La niaque qui m’animait quand je me sentais en danger, je la sens chez ces jeunes. Il m’est arrivé de mettre de l’argent dans de petites boîtes de gars que je rencontrais au hasard des tournages. Je ne suis pas Mère Teresa, mais, quand je peux aider, là aussi, j’y vais. C’est touchant de voir la dignité de ces gamins qui veulent prouver qu’on a eu raison de leur faire confiance. J’ai lu l’histoire d’une jeune Black qui voulait ouvrir un salon de coiffure dans un village. Le maire l’aimait bien, mais il essayait quand même de la faire renoncer, car le truc allait être mal vu. Ce n’est évidemment pas de cette façon qu’il faut agir. Ce qui est important, c’est de savoir si elle coiffe bien. Si c’est le cas, le maire doit aller tous les jours chez elle, y amener ses amis, et même y donner ses rendez-vous. C’est aussi aux adultes de changer. J’ai la chance d’avoir été copain avec un chien et un poulpe, alors un Noir, un Jaune, un Bleu ou un Blanc, pour moi, c’est pareil.

Comment réussissez-vous à faire passer ce discours citoyen dans votre cinéma?

Un cinéaste met les plats sur la table et le spectateur mange ce qu’il veut. On ne peut pas le forcer. Mes films ont voyagé dans le monde entier et j’ai vite pris conscience qu’ils pouvaient être vus par une petite Espagnole de 7 ans comme par un Coréen de 68 ans. Personne ne sait ce qu’ils vont manger. Je me soucie donc uniquement de ce que je mets sur la table.

Un mot sur Le Grand Bleu, quand même, votre plus gros succès…

Le Grand Bleu… Je l’ai dédié à ma fille, car, pendant le tournage, elle était à l’hôpital pour une opération du cœur. Je lui ai toujours dit que je voulais voir le film avec elle quand elle serait adolescente. A 16 ans, on s’est fait une belle projection tous les deux et c’était…

… Plus émouvant que les 9 millions de spectateurs?

Ah oui!…

Reconsidérons les plats sur la table. Celui qui a bien mangé, c’est le public. Ceux qui ont eu des aigreurs d’estomac, parfois, c’est la critique. Elle n’a jamais été tendre avec vous.

D’abord, la critique ne m’a jamais empêché de faire ce que j’ai voulu. Ensuite, que l’on donne son avis ne me dérange pas en soi. Mais écrire que je fais du cinéma commercial dans un article coincé entre une pub pour une bagnole et une autre pour de la crème hydratante me paraît malhonnête. Le grand discours sur l’authenticité de l’artiste me déroute. J’en reviens toujours à ma définition: un film est une proposition faite à un spectateur. Une proposition! Le spectateur prend ou ne prend pas. Je ne vends pas des armes!

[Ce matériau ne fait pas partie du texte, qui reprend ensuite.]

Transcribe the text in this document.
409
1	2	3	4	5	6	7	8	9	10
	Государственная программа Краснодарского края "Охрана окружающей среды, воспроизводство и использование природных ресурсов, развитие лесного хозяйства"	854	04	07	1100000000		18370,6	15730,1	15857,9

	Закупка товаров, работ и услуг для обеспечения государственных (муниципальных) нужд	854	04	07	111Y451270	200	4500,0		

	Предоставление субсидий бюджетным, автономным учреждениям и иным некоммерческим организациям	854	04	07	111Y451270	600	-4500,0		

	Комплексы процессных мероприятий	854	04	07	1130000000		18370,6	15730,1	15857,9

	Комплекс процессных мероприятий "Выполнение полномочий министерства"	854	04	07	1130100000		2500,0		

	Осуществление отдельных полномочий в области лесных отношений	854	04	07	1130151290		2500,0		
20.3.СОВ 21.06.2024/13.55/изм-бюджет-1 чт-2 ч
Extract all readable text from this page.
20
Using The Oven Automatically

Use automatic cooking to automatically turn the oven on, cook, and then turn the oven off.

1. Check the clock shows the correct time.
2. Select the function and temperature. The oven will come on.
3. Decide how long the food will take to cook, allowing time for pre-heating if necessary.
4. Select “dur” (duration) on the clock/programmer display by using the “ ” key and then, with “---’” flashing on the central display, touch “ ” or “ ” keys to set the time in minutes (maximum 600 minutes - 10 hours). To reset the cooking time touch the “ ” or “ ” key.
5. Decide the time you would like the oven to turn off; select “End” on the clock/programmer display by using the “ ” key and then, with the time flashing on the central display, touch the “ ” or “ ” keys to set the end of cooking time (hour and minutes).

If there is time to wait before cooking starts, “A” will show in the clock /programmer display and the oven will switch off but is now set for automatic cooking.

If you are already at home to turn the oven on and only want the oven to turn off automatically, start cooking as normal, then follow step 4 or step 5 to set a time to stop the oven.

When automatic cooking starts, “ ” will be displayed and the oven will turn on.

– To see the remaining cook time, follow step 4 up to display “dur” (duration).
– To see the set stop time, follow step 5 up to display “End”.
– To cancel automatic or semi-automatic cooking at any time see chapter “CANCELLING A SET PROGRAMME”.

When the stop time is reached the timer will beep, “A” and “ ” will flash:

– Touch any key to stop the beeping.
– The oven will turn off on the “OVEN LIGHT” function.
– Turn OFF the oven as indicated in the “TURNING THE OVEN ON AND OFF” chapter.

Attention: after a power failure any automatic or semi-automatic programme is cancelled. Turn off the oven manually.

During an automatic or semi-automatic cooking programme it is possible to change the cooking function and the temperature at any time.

Les propos que la presse a pu tenir à votre égard vous ont-ils touché à ce point?

Evidemment. Quand je passe quarante-huit semaines de ma vie à tourner Le Grand Bleu, que ma fille se fait opérer pour la troisième fois le lendemain de la première projection à Cannes et que je me fais descendre par toute la presse, les radios, les télés… je ne comprends pas. Ou, plutôt, j’ai l’impression que c’est un message: «Non, tu n’as pas le droit, à 29 ans, de réaliser un film de 90 millions de francs, avec Rosanna Arquette, et d’être sélectionné pour l’ouverture du Festival de Cannes. Tu dois t’appeler Godard, Truffaut ou Machin, et en chier pendant quarante ans avant d’en arriver là. Et on va te le faire payer.» Au final, c’est eux qui ont payé. On ne peut pas dire à un lecteur que ce film est de la merde alors que ce même lecteur va le voir dix fois.

Un cinéaste met les plats sur la table et le spectateur mange ce qu’il veut.

Quand vous avez été président du jury à Cannes, en 2000, tout le monde a loué votre palmarès [palme d’or pour Dancer in the Dark, de Lars von Trier]. Quelle a été votre réaction?

J’étais assez flatté, je le reconnais. Autant je suis très rancunier quand quelqu’un n’admet pas sa faute, autant je suis désarmé face à l’expiation. Presque mal à l’aise. Là, du coup, j’ai eu un élan de sympathie envers la presse.

Quand vous avez commencé à produire, vous êtes notamment allé chercher Gary Oldman pour Ne pas avaler [1997], un film d’auteur. Votre image a-t-elle changé, à ce moment-là?

Non. Au début, j’étais toujours mal vu. Tout le monde disait que je produisais pour gagner du pognon. Mais, si j’en voulais, je serais à Los Angeles, où l’on me propose 9 millions de dollars de salaire pour un film. Si je crée Europa, ma boîte de production, c’est bien parce que j’ai d’autres envies. Je veux qu’on soit capable, en France, de produire des gros films. Je veux pousser les barrières pour que sortent de nouvelles plantes. Et, si je finance Le Transporteur ou Quand j’étais chanteur, c’est exactement pareil. Un seul mot d’ordre: le plaisir.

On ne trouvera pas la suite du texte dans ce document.